Comment ça se forme ?

Les conditions de formation d'une tourbière d'altitude sont :

  • un climat frais accompagné de pluies abondantes.
  • de l’eau en permanence qui prive le milieu d’oxygène
  • un milieu acide
  • un milieu pauvre, dit oligotrophe : peu d’azote, peu de phosphore

Ces conditions sont défavorables aux microorganismes. Ainsi, la matière organique n'est pas dégradée ce qui crée la tourbe.

Les tourbières que l'on rencontre sur le plateau du Taillefer sont relictuelles : les conditions originelles de leur formation se sont modifiées.

Les tourbières, un milieu évolutif

La tourbière évolue. Au départ, il y a souvent un lac colonisé par des plantes pionnières (rubaniers, carex). Le lac porte alors le nom de lac tourbeux.

La matière organique s'accumule et le lac est petit à petit envahi. Des mousses s'installent, les sphaignes. Leur croissance verticale entraîne le "bombement" de la tourbière.

Sur le plateau du Taillefer, en raison des conditions climatiques extrêmes, le stade climacique, c'est-à-dire, le stade ultime d'évolution reste la tourbière. Dans certains cas, ce stade peut être l'état boisé.

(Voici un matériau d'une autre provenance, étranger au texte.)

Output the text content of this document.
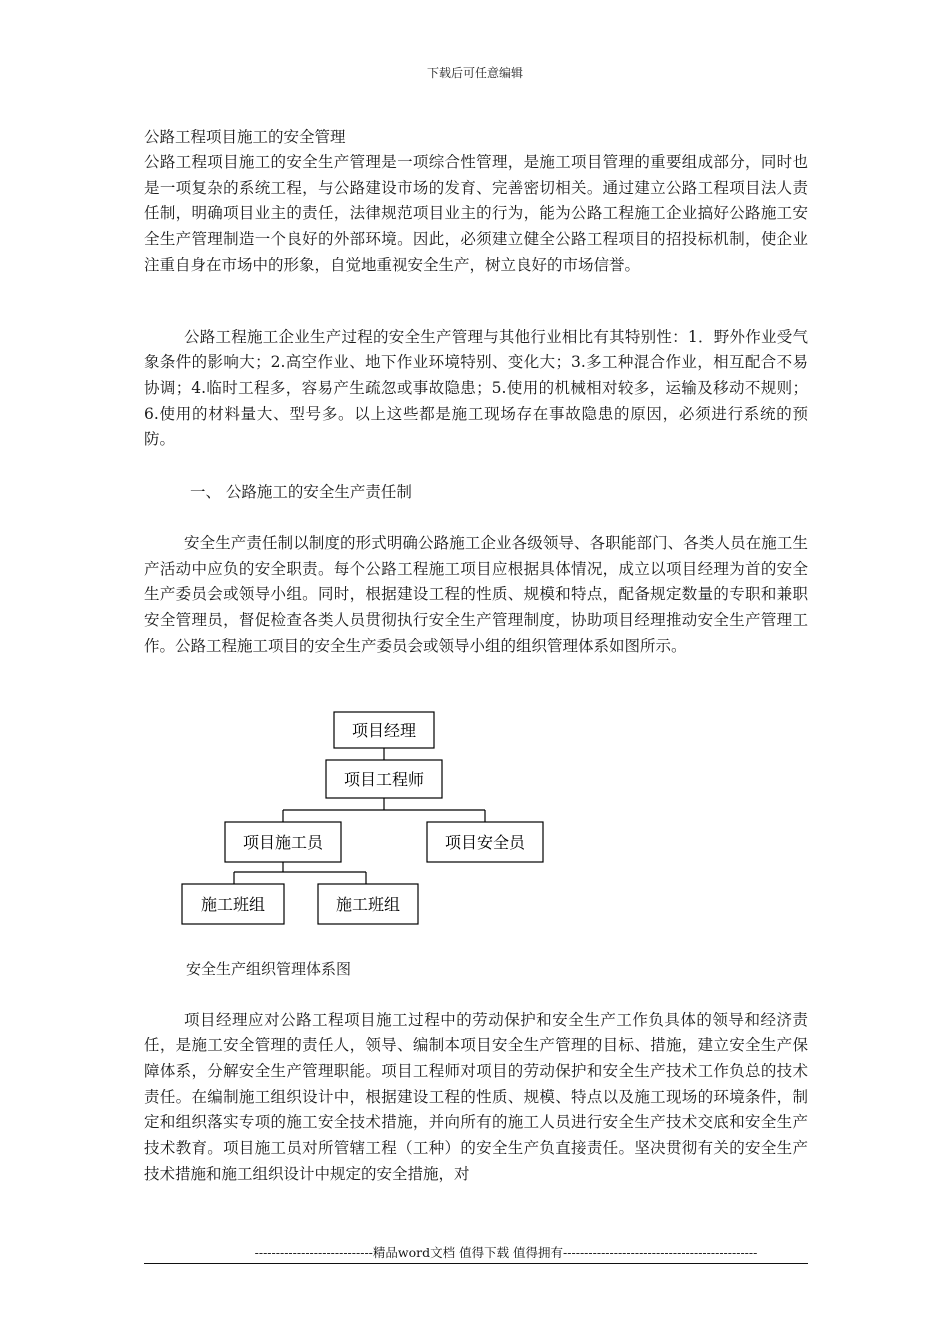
下载后可任意编辑

公路工程项目施工的安全管理

公路工程项目施工的安全生产管理是一项综合性管理，是施工项目管理的重要组成部分，同时也是一项复杂的系统工程，与公路建设市场的发育、完善密切相关。通过建立公路工程项目法人责任制，明确项目业主的责任，法律规范项目业主的行为，能为公路工程施工企业搞好公路施工安全生产管理制造一个良好的外部环境。因此，必须建立健全公路工程项目的招投标机制，使企业注重自身在市场中的形象，自觉地重视安全生产，树立良好的市场信誉。

公路工程施工企业生产过程的安全生产管理与其他行业相比有其特别性：1．野外作业受气象条件的影响大；2.高空作业、地下作业环境特别、变化大；3.多工种混合作业，相互配合不易协调；4.临时工程多，容易产生疏忽或事故隐患；5.使用的机械相对较多，运输及移动不规则；6.使用的材料量大、型号多。以上这些都是施工现场存在事故隐患的原因，必须进行系统的预防。

一、 公路施工的安全生产责任制

安全生产责任制以制度的形式明确公路施工企业各级领导、各职能部门、各类人员在施工生产活动中应负的安全职责。每个公路工程施工项目应根据具体情况，成立以项目经理为首的安全生产委员会或领导小组。同时，根据建设工程的性质、规模和特点，配备规定数量的专职和兼职安全管理员，督促检查各类人员贯彻执行安全生产管理制度，协助项目经理推动安全生产管理工作。公路工程施工项目的安全生产委员会或领导小组的组织管理体系如图所示。

项目经理
项目工程师
项目施工员	项目安全员
施工班组	施工班组

安全生产组织管理体系图

项目经理应对公路工程项目施工过程中的劳动保护和安全生产工作负具体的领导和经济责任，是施工安全管理的责任人，领导、编制本项目安全生产管理的目标、措施，建立安全生产保障体系，分解安全生产管理职能。项目工程师对项目的劳动保护和安全生产技术工作负总的技术责任。在编制施工组织设计中，根据建设工程的性质、规模、特点以及施工现场的环境条件，制定和组织落实专项的施工安全技术措施，并向所有的施工人员进行安全生产技术交底和安全生产技术教育。项目施工员对所管辖工程（工种）的安全生产负直接责任。坚决贯彻有关的安全生产技术措施和施工组织设计中规定的安全措施，对

----------------------------精品word文档 值得下载 值得拥有----------------------------------------------
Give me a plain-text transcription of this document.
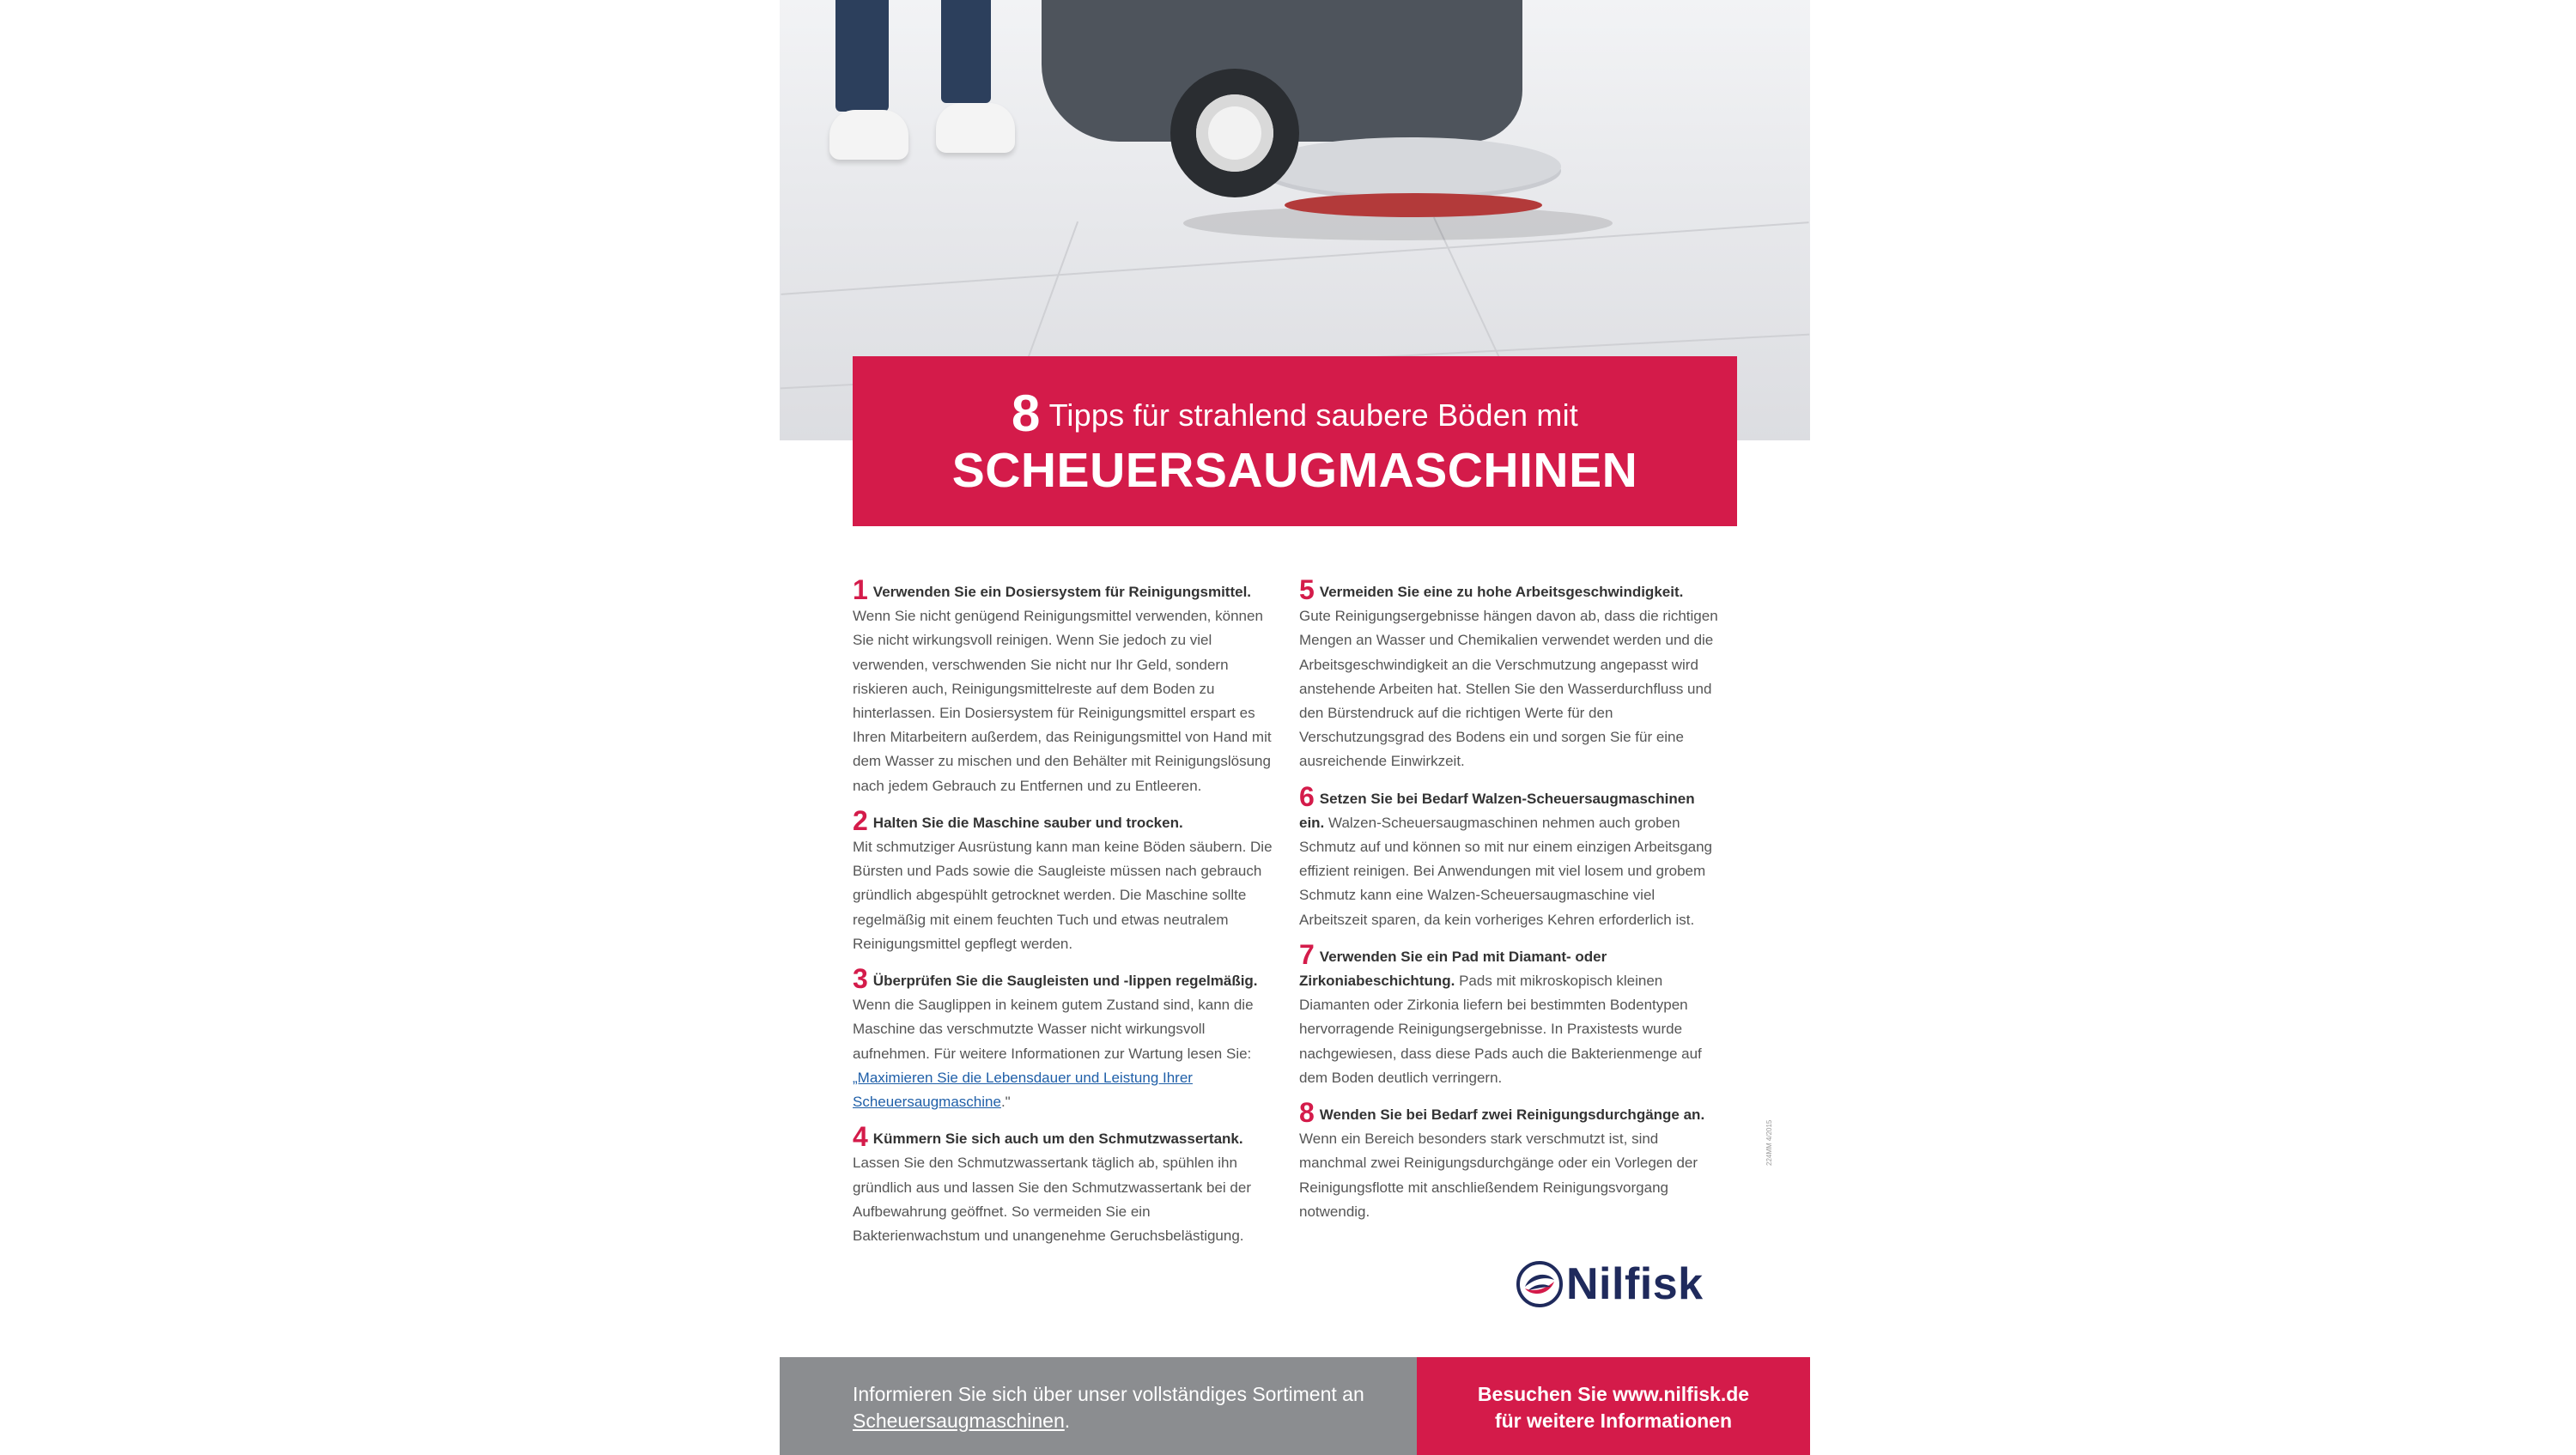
8 Tipps für strahlend saubere Böden mit
SCHEUERSAUGMASCHINEN

1 Verwenden Sie ein Dosiersystem für Reinigungsmittel.
Wenn Sie nicht genügend Reinigungsmittel verwenden, können Sie nicht wirkungsvoll reinigen. Wenn Sie jedoch zu viel verwenden, verschwenden Sie nicht nur Ihr Geld, sondern riskieren auch, Reinigungsmittelreste auf dem Boden zu hinterlassen. Ein Dosiersystem für Reinigungsmittel erspart es Ihren Mitarbeitern außerdem, das Reinigungsmittel von Hand mit dem Wasser zu mischen und den Behälter mit Reinigungslösung nach jedem Gebrauch zu Entfernen und zu Entleeren.

2 Halten Sie die Maschine sauber und trocken.
Mit schmutziger Ausrüstung kann man keine Böden säubern. Die Bürsten und Pads sowie die Saugleiste müssen nach gebrauch gründlich abgespühlt getrocknet werden. Die Maschine sollte regelmäßig mit einem feuchten Tuch und etwas neutralem Reinigungsmittel gepflegt werden.

3 Überprüfen Sie die Saugleisten und -lippen regelmäßig. Wenn die Sauglippen in keinem gutem Zustand sind, kann die Maschine das verschmutzte Wasser nicht wirkungsvoll aufnehmen. Für weitere Informationen zur Wartung lesen Sie: „Maximieren Sie die Lebensdauer und Leistung Ihrer Scheuersaugmaschine."

4 Kümmern Sie sich auch um den Schmutzwassertank.
Lassen Sie den Schmutzwassertank täglich ab, spühlen ihn gründlich aus und lassen Sie den Schmutzwassertank bei der Aufbewahrung geöffnet. So vermeiden Sie ein Bakterienwachstum und unangenehme Geruchsbelästigung.

5 Vermeiden Sie eine zu hohe Arbeitsgeschwindigkeit.
Gute Reinigungsergebnisse hängen davon ab, dass die richtigen Mengen an Wasser und Chemikalien verwendet werden und die Arbeitsgeschwindigkeit an die Verschmutzung angepasst wird anstehende Arbeiten hat. Stellen Sie den Wasserdurchfluss und den Bürstendruck auf die richtigen Werte für den Verschutzungsgrad des Bodens ein und sorgen Sie für eine ausreichende Einwirkzeit.

6 Setzen Sie bei Bedarf Walzen-Scheuersaugmaschinen ein. Walzen-Scheuersaugmaschinen nehmen auch groben Schmutz auf und können so mit nur einem einzigen Arbeitsgang effizient reinigen. Bei Anwendungen mit viel losem und grobem Schmutz kann eine Walzen-Scheuersaugmaschine viel Arbeitszeit sparen, da kein vorheriges Kehren erforderlich ist.

7 Verwenden Sie ein Pad mit Diamant- oder Zirkoniabeschichtung. Pads mit mikroskopisch kleinen Diamanten oder Zirkonia liefern bei bestimmten Bodentypen hervorragende Reinigungsergebnisse. In Praxistests wurde nachgewiesen, dass diese Pads auch die Bakterienmenge auf dem Boden deutlich verringern.

8 Wenden Sie bei Bedarf zwei Reinigungsdurchgänge an.
Wenn ein Bereich besonders stark verschmutzt ist, sind manchmal zwei Reinigungsdurchgänge oder ein Vorlegen der Reinigungsflotte mit anschließendem Reinigungsvorgang notwendig.

224MM 4/2015
Nilfisk
Informieren Sie sich über unser vollständiges Sortiment an Scheuersaugmaschinen.
Besuchen Sie www.nilfisk.de
für weitere Informationen
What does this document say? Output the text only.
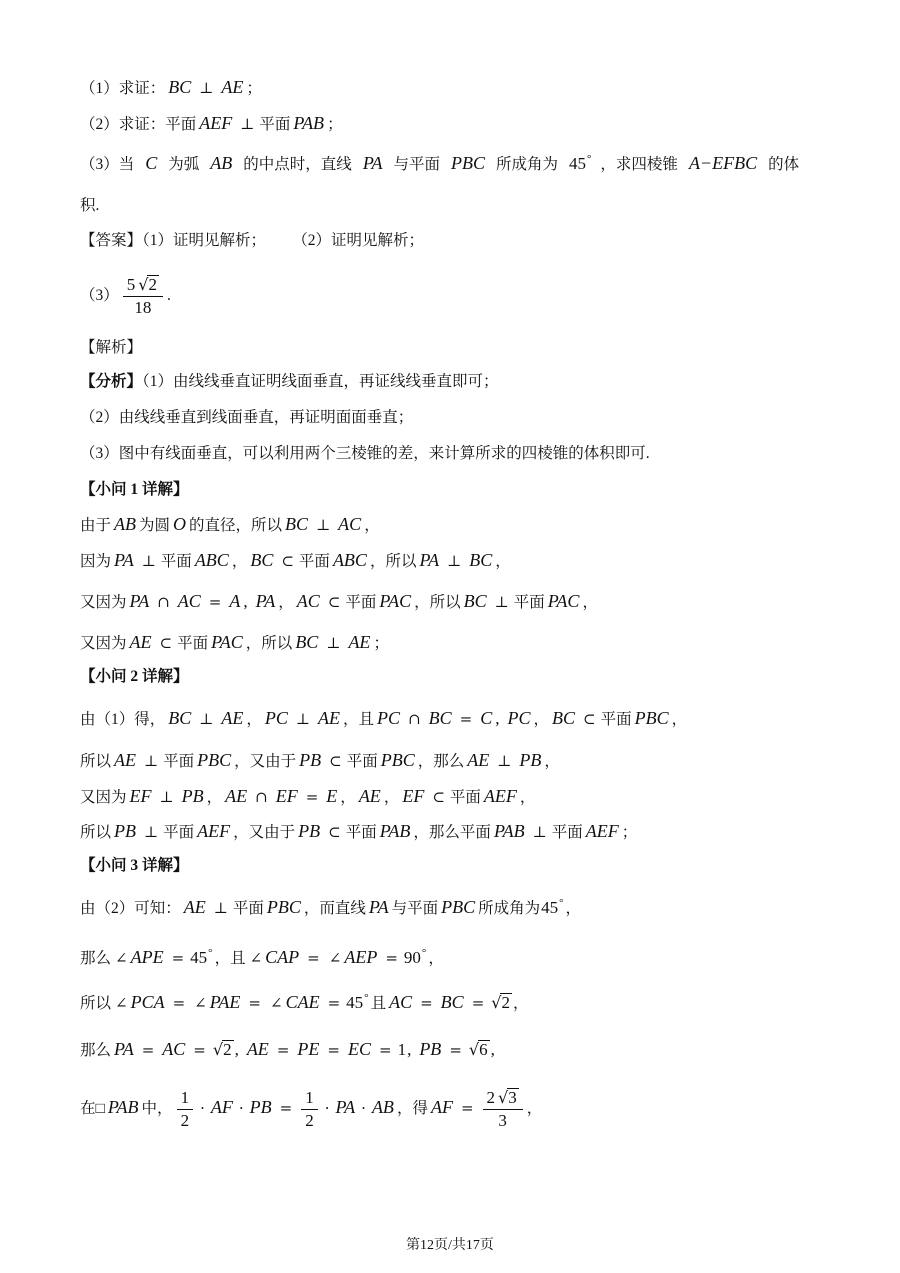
（1）求证： BC ⊥ AE ；
（2）求证：平面 AEF ⊥ 平面 PAB ；
（3）当 C 为弧 AB 的中点时，直线 PA 与平面 PBC 所成角为 45° ，求四棱锥 A−EFBC 的体
积.
【答案】（1）证明见解析； （2）证明见解析；
$(3) \frac{5 √2}{18}$ .
【解析】
【分析】（1）由线线垂直证明线面垂直，再证线线垂直即可；
（2）由线线垂直到线面垂直，再证明面面垂直；
（3）图中有线面垂直，可以利用两个三棱锥的差，来计算所求的四棱锥的体积即可.
【小问 1 详解】
由于 AB 为圆 O 的直径，所以 BC ⊥ AC ，
因为 PA ⊥ 平面 ABC ， BC ⊂ 平面 ABC ，所以 PA ⊥ BC ，
又因为 PA ∩ AC = A , PA ， AC ⊂ 平面 PAC ，所以 BC ⊥ 平面 PAC ，
又因为 AE ⊂ 平面 PAC ，所以 BC ⊥ AE ；
【小问 2 详解】
由（1）得， BC ⊥ AE ， PC ⊥ AE ，且 PC ∩ BC = C , PC ， BC ⊂ 平面 PBC ，
所以 AE ⊥ 平面 PBC ，又由于 PB ⊂ 平面 PBC ，那么 AE ⊥ PB ，
又因为 EF ⊥ PB ， AE ∩ EF = E ， AE ， EF ⊂ 平面 AEF ，
所以 PB ⊥ 平面 AEF ，又由于 PB ⊂ 平面 PAB ，那么平面 PAB ⊥ 平面 AEF ；
【小问 3 详解】
由（2）可知： AE ⊥ 平面 PBC ，而直线 PA 与平面 PBC 所成角为45° ，
那么 ∠ APE = 45° ，且 ∠ CAP = ∠ AEP = 90° ，
所以 ∠ PCA = ∠ PAE = ∠ CAE = 45° 且 AC = BC = √2 ，
那么 PA = AC = √2 , AE = PE = EC = 1, PB = √6 ,
在□ PAB 中， $\frac{1}{2}$ · AF · PB = $\frac{1}{2}$ · PA · AB ，得 AF = $\frac{2 √3}{3}$ ，
第12页/共17页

Sur un même milieu tourbeux, on peut observer différents stades d’évolution : aquatique, radeaux, boisements. Plus la diversité est grande, plus l’intérêt scientifique augmente.

A quoi ça sert ?

Autrefois considérées que comme des marais putrides, insalubres, inquiétants et dangereux, terre de légendes (feu follets, brumes,…), les tourbières sont étudiées et leur rôle est mieux compris.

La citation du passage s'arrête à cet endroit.